It hardly seems 12 months ago since I attended a West of England Initiative and Bristol Festival of Ideas event which heatedly discussed the issue of staying in the EU or leaving it. The vast majority of that audience were pro remaining and it seemed highly likely that common sense would prevail and we would be staying in the EU; the alternative was just too alien a concept. Or so I thought!
We all know the result of the referendum, and one year on from that fateful day I joined a follow up event ‘Brexit: one year on’ – jointly hosted by the West of England Initiative Evening last night, which focused on what Brexit means - for business, for the region and for the UK.
I as among 200 other guests at the University of Bristol who listened to a distinguished panel of experts explore some of the critical issues surrounding negotiations and what the coming months and years might hold.
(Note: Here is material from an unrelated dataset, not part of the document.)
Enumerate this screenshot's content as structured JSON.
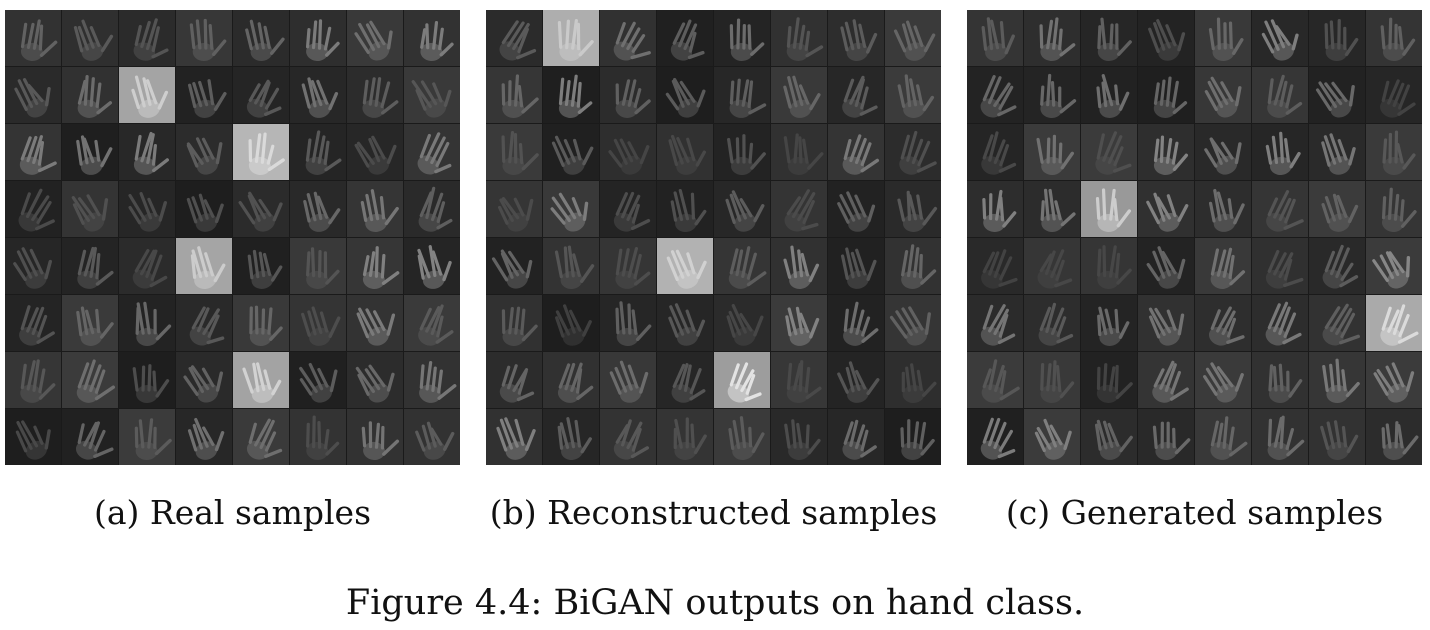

The panel, which featured Professor Alan Winters (UK Trade Policy Observatory); Heather Stewart (the Guardian); Vicky Pryce (Centre for Economics and Business Research); Simon Tilford (Centre for European Reform) and Philip Oltermann (the Guardian), took questions from chair Andrew Kelly and audience members to explore:
- The unfolding political dynamics within the UK and EU and how they might influence Brexit negotiations.
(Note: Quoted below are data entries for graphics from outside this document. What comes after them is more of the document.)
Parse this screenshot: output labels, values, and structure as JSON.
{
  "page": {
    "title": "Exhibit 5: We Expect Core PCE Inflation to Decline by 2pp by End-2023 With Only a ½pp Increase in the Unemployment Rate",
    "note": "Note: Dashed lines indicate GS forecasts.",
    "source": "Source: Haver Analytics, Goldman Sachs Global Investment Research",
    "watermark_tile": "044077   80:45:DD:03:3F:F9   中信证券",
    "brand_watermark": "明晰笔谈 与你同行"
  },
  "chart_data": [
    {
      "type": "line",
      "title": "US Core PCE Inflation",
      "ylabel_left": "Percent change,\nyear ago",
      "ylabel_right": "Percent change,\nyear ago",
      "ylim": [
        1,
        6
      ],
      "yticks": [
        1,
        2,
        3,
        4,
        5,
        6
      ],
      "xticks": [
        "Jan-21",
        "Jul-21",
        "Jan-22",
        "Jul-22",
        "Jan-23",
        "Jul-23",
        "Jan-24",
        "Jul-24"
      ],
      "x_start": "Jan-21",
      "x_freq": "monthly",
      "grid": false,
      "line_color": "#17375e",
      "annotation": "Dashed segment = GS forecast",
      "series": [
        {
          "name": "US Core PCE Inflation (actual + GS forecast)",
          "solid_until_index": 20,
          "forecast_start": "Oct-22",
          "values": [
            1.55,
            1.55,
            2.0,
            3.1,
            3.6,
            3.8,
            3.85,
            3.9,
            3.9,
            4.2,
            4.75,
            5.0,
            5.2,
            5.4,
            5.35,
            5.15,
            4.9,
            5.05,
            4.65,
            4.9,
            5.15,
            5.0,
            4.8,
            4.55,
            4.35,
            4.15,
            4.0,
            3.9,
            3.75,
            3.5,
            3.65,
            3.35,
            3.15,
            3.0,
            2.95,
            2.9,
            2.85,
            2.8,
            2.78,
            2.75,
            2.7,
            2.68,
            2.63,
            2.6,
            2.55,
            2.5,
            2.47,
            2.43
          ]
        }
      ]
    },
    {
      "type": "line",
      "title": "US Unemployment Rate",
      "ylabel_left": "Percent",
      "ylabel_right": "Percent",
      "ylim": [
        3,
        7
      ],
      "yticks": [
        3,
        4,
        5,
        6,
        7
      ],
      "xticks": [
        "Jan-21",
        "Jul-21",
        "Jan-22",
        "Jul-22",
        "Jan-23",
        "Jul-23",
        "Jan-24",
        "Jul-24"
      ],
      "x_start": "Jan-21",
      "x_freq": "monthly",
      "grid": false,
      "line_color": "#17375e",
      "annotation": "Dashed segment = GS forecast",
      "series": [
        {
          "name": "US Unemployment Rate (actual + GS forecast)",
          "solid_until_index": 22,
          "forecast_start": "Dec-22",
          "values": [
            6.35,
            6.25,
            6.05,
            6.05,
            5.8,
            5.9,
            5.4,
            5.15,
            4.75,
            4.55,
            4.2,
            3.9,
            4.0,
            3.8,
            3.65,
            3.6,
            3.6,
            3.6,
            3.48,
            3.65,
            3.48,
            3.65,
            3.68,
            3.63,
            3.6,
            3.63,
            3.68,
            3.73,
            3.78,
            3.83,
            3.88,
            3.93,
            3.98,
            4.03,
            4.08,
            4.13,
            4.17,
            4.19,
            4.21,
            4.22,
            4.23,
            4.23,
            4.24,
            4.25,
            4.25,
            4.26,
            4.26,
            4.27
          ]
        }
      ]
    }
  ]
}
- The UK and EU negotiating positions and the trade-offs involved.
- Possible scenarios and their likely implications for business, the economy and citizens.
I was blown away by the quality of the discussion, and in awe of their expertise on the subject, noting with not a little jealousy, that few if any of the panel needed to refer to any notes.
I found the whole panel engaging and insightful.
We were also shown a short film highlighting the perspectives of four local businesses on the issues that Brexit presents for them. It was interesting to see that all four were concerned about tariffs, customs paperwork, quality standards and how it would impact the employment of EU citizens.
Jenny Goss from O’Leary Goss Architects reflected many businesses' sentiments when she said "one year on we still don't know what's happening'. She is particularly concerned about staff – not just recruiting staff (25% of her staff are EU nationals) – but also being able to identify quality architects if we no longer are part of the EU’s globally accepted standards. She said leaving the EU will have an effect on materials, costs and the length of a contract and ultimately it will impact on the choices clients will have.
Andrew Varga from Seetru is equally concerned about staff, in particular the skills shortage leaving the EU could bring about. With a skilled machinist taking 6 years to be fully trained, Seetru currently recruit from Eastern Europe. He is concerned that if work permits were required they would hamper employment and he won't be able to bring in the calibre of people the company requires. He said "EU standards are sensible and provide globally accepted standards." I heard many a chuckle in the audience when he went on to say that "the only red tape is the British habit of gold plating EU regulations."
Simon Booth from Kiddimoto, a growth business exporting to 40 countries was concerned about the increase in bureaucracy, import and export duties and the level of paperwork. His biggest concern was about trademarks which at the moment are protected under EU legislation. If this moves to UK protection then he will incur substantial extra costs. He went on to say that he is taking action to counteract the challenges posed by Brexit; looking for opportunities within the UK and further afield beyond Europe. Talking to guests afterwards I was struck by just how many identified with his plea for "common sense from negotiators". It clearly resonated with the audience.
James Naylor from Eurocarb, reiterated Goss's frustration that 'one year on nothing has happened'. He needs to employ European citizens as languages are an essential requirement in his sales team. He said if it was a hard Brexit then he would need to create a company within the EU which would mean investing more in that company than in the UK business. A powerful statement that brought a few sharp intakes of breath from people around me.
In their remarks to open and close the event, both Professor Steve West (President of Bristol Chamber & Initiative at Business West) and Professor Judith Squires (University of Bristol) emphasised that Bristol is an open, diverse and trading city which is working across business, government and civil society to interrogate and promote solutions that work for the area post-Brexit.
As an employee of Business West, I know that we will continue to play an active role here and we’ll be working hard to ensure the views of business are heard in government.